Doing this in the most effective way possible means having a strategy to deal with the end of the introductory rate and the beginning of the interest rate adjustments on the ARM.
But if you don’t have a plan to deal with those rate adjustments, a fixed-rate mortgage may be a much safer bet. Adjustable-rate mortgages should be viewed as a tool to help you achieve specific goals for the loan.
Down Payment Issues
When borrowers don’t know how much their down payment might be, it’s difficult to realistically plan and save for it. Shop around for participating FHA lenders and get an idea of much down payment you will be required to make (3.5%, 10%, 20%?) which means you will need to set a price range based on what you can afford to buy.
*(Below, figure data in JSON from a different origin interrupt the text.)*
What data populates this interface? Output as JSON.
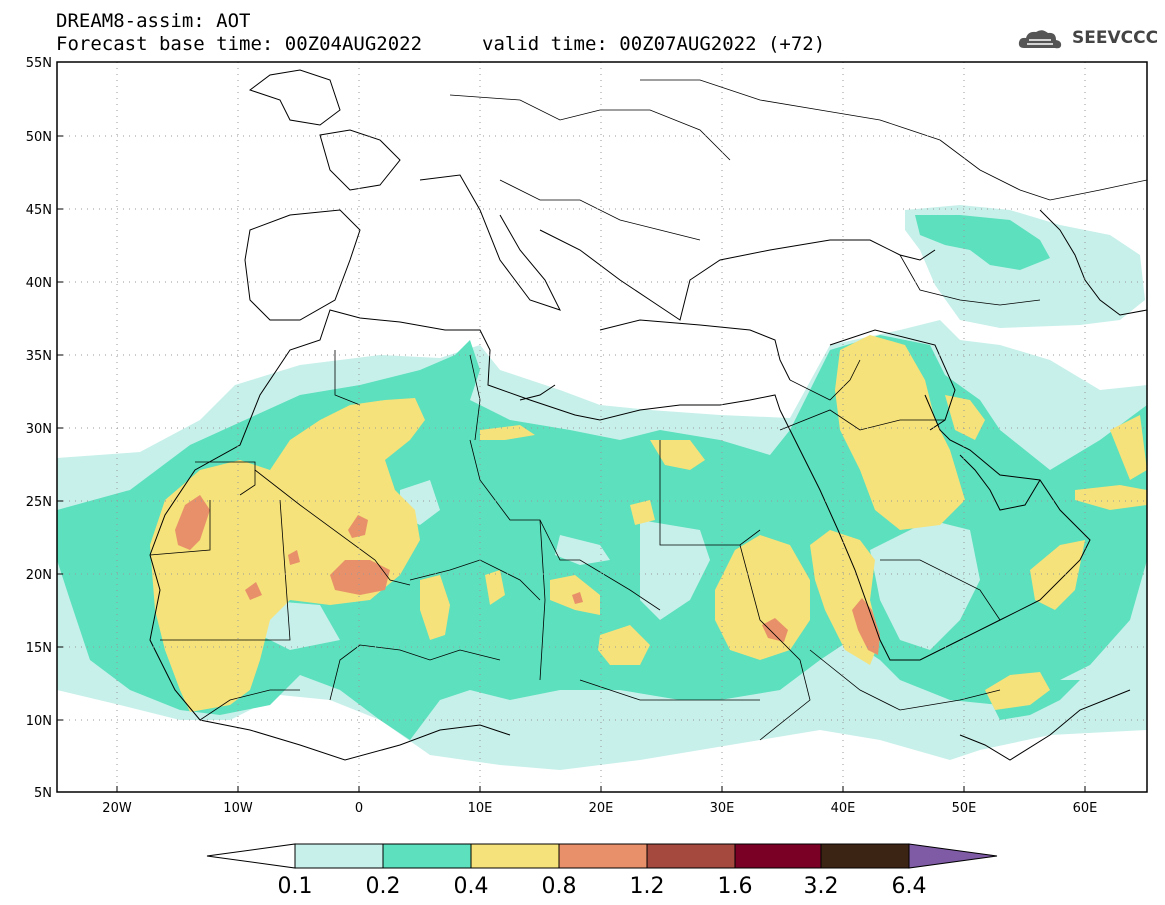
{
  "header": {
    "line1": "DREAM8-assim: AOT",
    "line2": "Forecast base time: 00Z04AUG2022",
    "valid": "valid time: 00Z07AUG2022 (+72)"
  },
  "logo": {
    "text": "SEEVCCC",
    "icon": "cloud-logo-icon"
  },
  "lat_labels": [
    "55N",
    "50N",
    "45N",
    "40N",
    "35N",
    "30N",
    "25N",
    "20N",
    "15N",
    "10N",
    "5N"
  ],
  "lon_labels": [
    "20W",
    "10W",
    "0",
    "10E",
    "20E",
    "30E",
    "40E",
    "50E",
    "60E"
  ],
  "map": {
    "lon_range": [
      -25,
      65
    ],
    "lat_range": [
      5,
      55
    ]
  },
  "colorbar": {
    "labels": [
      "0.1",
      "0.2",
      "0.4",
      "0.8",
      "1.2",
      "1.6",
      "3.2",
      "6.4"
    ],
    "colors": [
      "#ffffff",
      "#c7f0ea",
      "#5ce0bd",
      "#f5e27a",
      "#e89069",
      "#a5493e",
      "#7a0026",
      "#3c2415",
      "#7f5aa5"
    ]
  },
  "colors": {
    "level_0.1": "#c7f0ea",
    "level_0.2": "#5ce0bd",
    "level_0.4": "#f5e27a",
    "level_0.8": "#e89069"
  }
}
One important thing to keep in mind about saving up for your down payment? The FHA loan rules which state that your down payment and your other closing costs are entirely separate. Your lender cannot consider your other closing cost payments as part of your down payment.
Some borrowers want to pay more than the minimum required down–they want to pay less over the lifetime of the mortgage and reducing the principal balance is the way to do that. The lower your principal balance, the less you pay in interest.
How much are you willing to overpay on the down payment (with the reduced principal in mind) based on your financial needs and goals?
Decide On The Property TypeYou Want To Finance
You will find different FHA single-family home loans for different property types. A house in the ‘burbs requires a different loan than a construction loan, or for the purchase of a condo unit.
Some of these home loan options require more time than others to process, and some may require special consideration by the lender depending on circumstances. A construction loan has different requirements than the home loan you need to buy and repair a home.
Some things are consistent no matter what FHA home loan product you choose to purchase a home with; the down payment terms and interest rate rules under the FHA program don’t generally don’t change just because you choose a condo loan over a typical suburban home.
Lender requirements may apply, however, and you will need to know what those requirements may include.